Pour Daech il n’y a que l’urgence du combat et ses impératifs. Ce que vise l’organisation, c’est un état stationnaire, une sorte de présent perpétuel du djihadisme, et une stratégie culturelle de la terre brulée devant mener à terme à l’apocalypse annoncée par ses prédicateurs. Le groupe n’a pas de revendications politiques concrètes qui serviraient de justification à ses agissements, comme c’était le cas d’Al-Qaida. Son seul but est d’exister. S’il peut avoir une quelconque utilité, c’est indirectement, pour des puissances tierces qui s’accommodent de sa présence.

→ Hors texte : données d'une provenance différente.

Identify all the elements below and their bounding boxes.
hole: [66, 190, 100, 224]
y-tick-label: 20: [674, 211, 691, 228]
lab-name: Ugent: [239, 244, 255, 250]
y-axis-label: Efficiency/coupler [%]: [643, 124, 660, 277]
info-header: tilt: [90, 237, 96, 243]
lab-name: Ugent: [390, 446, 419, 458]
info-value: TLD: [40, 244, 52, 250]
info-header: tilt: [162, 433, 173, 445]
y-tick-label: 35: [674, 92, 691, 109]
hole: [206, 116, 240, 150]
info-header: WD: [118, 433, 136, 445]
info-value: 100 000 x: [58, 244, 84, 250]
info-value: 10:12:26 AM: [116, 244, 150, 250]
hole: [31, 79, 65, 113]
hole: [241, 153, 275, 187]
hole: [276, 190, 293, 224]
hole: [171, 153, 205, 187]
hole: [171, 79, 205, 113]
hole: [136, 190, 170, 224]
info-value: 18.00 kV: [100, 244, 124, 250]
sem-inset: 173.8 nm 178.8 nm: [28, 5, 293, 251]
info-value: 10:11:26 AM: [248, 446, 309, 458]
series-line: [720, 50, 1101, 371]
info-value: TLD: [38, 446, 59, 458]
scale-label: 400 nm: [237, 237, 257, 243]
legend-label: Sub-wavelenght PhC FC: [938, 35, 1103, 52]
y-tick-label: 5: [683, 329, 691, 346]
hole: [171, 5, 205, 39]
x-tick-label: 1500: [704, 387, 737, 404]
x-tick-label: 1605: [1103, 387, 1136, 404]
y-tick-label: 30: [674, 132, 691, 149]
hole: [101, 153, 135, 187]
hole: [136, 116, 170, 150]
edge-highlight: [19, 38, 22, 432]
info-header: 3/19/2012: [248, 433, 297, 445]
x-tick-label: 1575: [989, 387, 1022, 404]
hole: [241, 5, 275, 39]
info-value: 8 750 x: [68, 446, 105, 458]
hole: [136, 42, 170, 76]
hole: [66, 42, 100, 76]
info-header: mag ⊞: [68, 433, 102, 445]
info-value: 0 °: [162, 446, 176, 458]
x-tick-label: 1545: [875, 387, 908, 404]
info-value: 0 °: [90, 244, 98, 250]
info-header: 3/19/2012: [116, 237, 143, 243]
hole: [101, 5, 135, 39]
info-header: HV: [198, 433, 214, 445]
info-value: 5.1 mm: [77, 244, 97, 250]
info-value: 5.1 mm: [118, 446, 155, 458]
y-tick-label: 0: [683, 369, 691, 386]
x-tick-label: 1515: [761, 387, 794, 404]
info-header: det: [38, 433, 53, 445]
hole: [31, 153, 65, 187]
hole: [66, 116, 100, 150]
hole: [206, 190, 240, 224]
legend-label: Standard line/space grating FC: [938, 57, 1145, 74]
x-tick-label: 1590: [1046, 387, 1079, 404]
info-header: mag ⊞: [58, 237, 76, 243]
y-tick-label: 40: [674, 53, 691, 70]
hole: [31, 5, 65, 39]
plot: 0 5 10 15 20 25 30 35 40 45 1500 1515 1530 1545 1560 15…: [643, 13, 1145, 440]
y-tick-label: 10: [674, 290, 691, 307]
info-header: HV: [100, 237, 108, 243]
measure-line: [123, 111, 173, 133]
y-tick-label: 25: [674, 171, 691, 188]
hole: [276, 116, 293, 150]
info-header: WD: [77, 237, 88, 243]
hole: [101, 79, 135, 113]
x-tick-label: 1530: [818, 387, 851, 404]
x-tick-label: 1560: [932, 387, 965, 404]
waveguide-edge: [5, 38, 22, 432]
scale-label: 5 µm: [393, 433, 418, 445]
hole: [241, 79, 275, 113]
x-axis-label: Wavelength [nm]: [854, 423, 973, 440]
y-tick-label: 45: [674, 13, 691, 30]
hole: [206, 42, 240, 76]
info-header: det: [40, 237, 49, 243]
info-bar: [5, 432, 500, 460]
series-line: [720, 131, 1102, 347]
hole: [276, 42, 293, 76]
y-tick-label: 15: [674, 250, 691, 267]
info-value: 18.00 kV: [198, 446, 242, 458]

L’intransigeance absolue de Daech, son refus à participer d’une manière ou d’une autre au jeu politique (« il n’y a de dieu que Dieu » est-il écrit sur son drapeau noir), en fait un acteur puissant par sa violence mais très instable. C’est suûrement ce qui fait, au plan géopolitique, sa fragilité. Il n’est jamais parvenu à être un véritable Etat et reste une organisation plus ou moins décentralisée de la terreur. Plusieurs experts estiment Daech trop radical pour se maintenir en tant que tel. Ce sont les idées et la volonté qui l’animent qui risquent de persister.
Il se peut que Daech « s’immole lui-même dans un excès de zèle », comme l’écrit Graeme Wood. Il est vraisemblable qu’un processus aussi violent se condamne à être sans avenir, à mesure que sa force et son utilité géopolitique s’amoindrissent, que ses financements se tarissent, que ses soutiens se détournent, que ses troupes sont dispersées. Mais cela se ferait à un terme plus ou moins lointain. Son momentum seul peut lui permettre de se maintenir encore quelque temps, maintenant que les financements initiaux lui ont permis de se structurer et d’assurer sa subsistance. Le risque est qu’entre-temps il ne reste plus dans cette région qu’un grand désert.
Graeme Wood évoque à la fin de son enquête l’attrait du fascisme et plus particulièrement du nazisme hitlérien pour mettre en garde contre la puissance de séduction du salafisme djihadiste. Dans l’histoire occidentale, on peut aussi y voir un parallèle flagrant avec, outre certains moments du millénarisme chrétien médiéval, l’esprit révolutionnaire de 1793 en France et le marxisme (avec ses branches soviétique, maoïste, khmer…). L’histoire du communisme offre beaucoup de similitudes avec le millénarisme actuel de l’islam radical, jusqu’à sa concrétisation en un Etat et une force géopolitique avec l’URSS, dont la chute finale a d’ailleurs coïncidé étroitement avec la montée du salafisme djihadiste.